I started to trend toward this point a week ago, seeing the conversation about Bilal Coulibaly run rampant draft Twitter and much of the online space. Coulibaly has exploded over the last month in terms of draft stock. He’s raw, has a ton of upside, and athletically looks the part with over a 7’0” wingspan. While he’s a project for sure, the idea of Coulibaly is that, in theory, he’s the type of player you should swing on. If he fails to reach his ceiling on offense, he can still find a way to stick as a multi-positional defender.
That’s when it hit me a bit: the other players with those 6’10”+ wingspans and positional versatility on defense can fall into the same category as Coulibaly. Just maybe the guys like Olivier-Maxence Prosper, Sidy Cissoko, Kris Murray, Kobe Brown… maybe these are the guys who should be getting the looks in the mid-to-late teens. They are great “fits” with almost any roster and all can play at different spots within the lineup.
Perhaps Jordan Walsh, Julian Phillips, Andre Jackson, and Rayan Rupert are worth late-first looks and shouldn’t all be pushed to the second due to their lack of offensive ceiling. Perhaps they are the right guys to pick because, if the offense does come around, they are incredibly valuable pieces. From a process perspective, it might be more beneficial to swing on one of those guys becoming a shooter or positive offensive force than it is to try to get the next combo guard with feel or defensive fit questions that pop up in the playoffs.
While I see the talent and the upside on offense so much more clearly in the combo guard category, the upside is felt more clearly when you’re actually on the floor. Length and defensive acumen is a difference-maker, and while we can’t always see the ways that length shows up, its presence was felt during the NBA Finals with Denver’s immense reach advantage.

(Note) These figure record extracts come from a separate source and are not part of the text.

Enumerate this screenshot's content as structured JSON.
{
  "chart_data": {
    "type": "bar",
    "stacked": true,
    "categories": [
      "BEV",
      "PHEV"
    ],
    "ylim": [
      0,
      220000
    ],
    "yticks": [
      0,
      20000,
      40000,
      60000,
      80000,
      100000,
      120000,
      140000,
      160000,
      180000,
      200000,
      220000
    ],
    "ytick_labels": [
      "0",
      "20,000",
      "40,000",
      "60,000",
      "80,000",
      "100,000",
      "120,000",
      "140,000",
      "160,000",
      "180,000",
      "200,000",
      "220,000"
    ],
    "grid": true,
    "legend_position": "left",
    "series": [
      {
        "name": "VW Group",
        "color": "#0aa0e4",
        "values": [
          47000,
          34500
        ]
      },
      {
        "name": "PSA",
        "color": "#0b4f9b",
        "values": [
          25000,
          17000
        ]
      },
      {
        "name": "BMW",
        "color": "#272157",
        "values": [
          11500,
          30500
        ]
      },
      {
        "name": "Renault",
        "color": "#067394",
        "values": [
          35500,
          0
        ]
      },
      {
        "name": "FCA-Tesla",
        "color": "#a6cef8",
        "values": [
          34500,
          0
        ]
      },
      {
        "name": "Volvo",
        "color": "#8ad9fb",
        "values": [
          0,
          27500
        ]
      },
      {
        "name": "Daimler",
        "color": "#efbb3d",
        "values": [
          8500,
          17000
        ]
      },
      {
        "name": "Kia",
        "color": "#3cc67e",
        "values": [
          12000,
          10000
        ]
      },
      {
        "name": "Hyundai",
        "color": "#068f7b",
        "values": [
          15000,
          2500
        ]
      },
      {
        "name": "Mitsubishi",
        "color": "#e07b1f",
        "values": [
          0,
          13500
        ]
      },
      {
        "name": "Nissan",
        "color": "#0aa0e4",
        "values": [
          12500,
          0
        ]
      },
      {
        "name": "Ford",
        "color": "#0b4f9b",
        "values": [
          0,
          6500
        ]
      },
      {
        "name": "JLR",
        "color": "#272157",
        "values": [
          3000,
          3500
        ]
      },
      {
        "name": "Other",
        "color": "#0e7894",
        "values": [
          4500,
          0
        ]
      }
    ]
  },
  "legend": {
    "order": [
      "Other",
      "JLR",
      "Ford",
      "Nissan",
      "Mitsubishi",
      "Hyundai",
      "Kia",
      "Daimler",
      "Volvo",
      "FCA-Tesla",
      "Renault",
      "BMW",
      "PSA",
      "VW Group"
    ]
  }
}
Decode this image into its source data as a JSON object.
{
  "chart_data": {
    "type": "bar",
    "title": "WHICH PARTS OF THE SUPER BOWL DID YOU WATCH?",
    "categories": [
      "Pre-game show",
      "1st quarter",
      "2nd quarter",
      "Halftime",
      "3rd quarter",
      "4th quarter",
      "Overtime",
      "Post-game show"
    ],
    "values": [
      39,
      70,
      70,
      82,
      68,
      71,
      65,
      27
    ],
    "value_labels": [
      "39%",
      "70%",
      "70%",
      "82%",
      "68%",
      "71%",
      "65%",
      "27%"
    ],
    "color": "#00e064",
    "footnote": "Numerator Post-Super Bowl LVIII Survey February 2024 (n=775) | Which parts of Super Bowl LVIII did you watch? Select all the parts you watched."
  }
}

I’m not 100% sure where I weigh in on the idea of “always draft the longer wing over the scoring combo guard”. Like anything else, evaluation is a lot about the eye test, and blanket statements or categories like that can lead to criminally devaluing good basketball players.
But as I’m trying to put together mock drafts and predict what teams will do, I keep thinking we’re in for a wide range of outcomes from 12-40. If there’s something that causes a disruption in the mock draft community we’ve seen out there of late, it could be a sudden rise for more positional size and the ascent of several wings into the teens on draft night.
As I’m putting together the final iteration of my Big Board, I’d expect something like this to be reflected in how several of the rankings come out — especially outside of the top 15. I’ll probably have Julian Phillips ahead of Brandin Podziemski. I’ll value Kobe Brown more than Jordan Hawkins. I’ll elevate Kris Murray over Dariq Whitehead. I’ll take Olivier-Maxence Prosper ahead of Keyonte George.
On talent alone, those decisions don’t always seem to be the most sensible. But if the Denver Nuggets have taught us anything, it’s that fit and positional length is more important than talent and scoring upside. We’ll see if there are NBA teams who subscribe to this theory and disrupt the status quo of public-facing mock drafts by grabbing a long wing a little earlier than advertised.
Think you’re onto something here.. also curious when, once you have your final big board, how you “measure” it against real outcomes? This is something i keep thinking about - measuring big board vs actual player rankings by a given “all-in-one” advanced metric (BPM, PER, WS, etc.). Would be cool to compare side-by-side big boards vs. the real results over time and definitely against other big boards in the space.
Are you creating a mock draft or a big board? That is, are you trying to predict what teams will do or what they should do - how they value players or how you value them?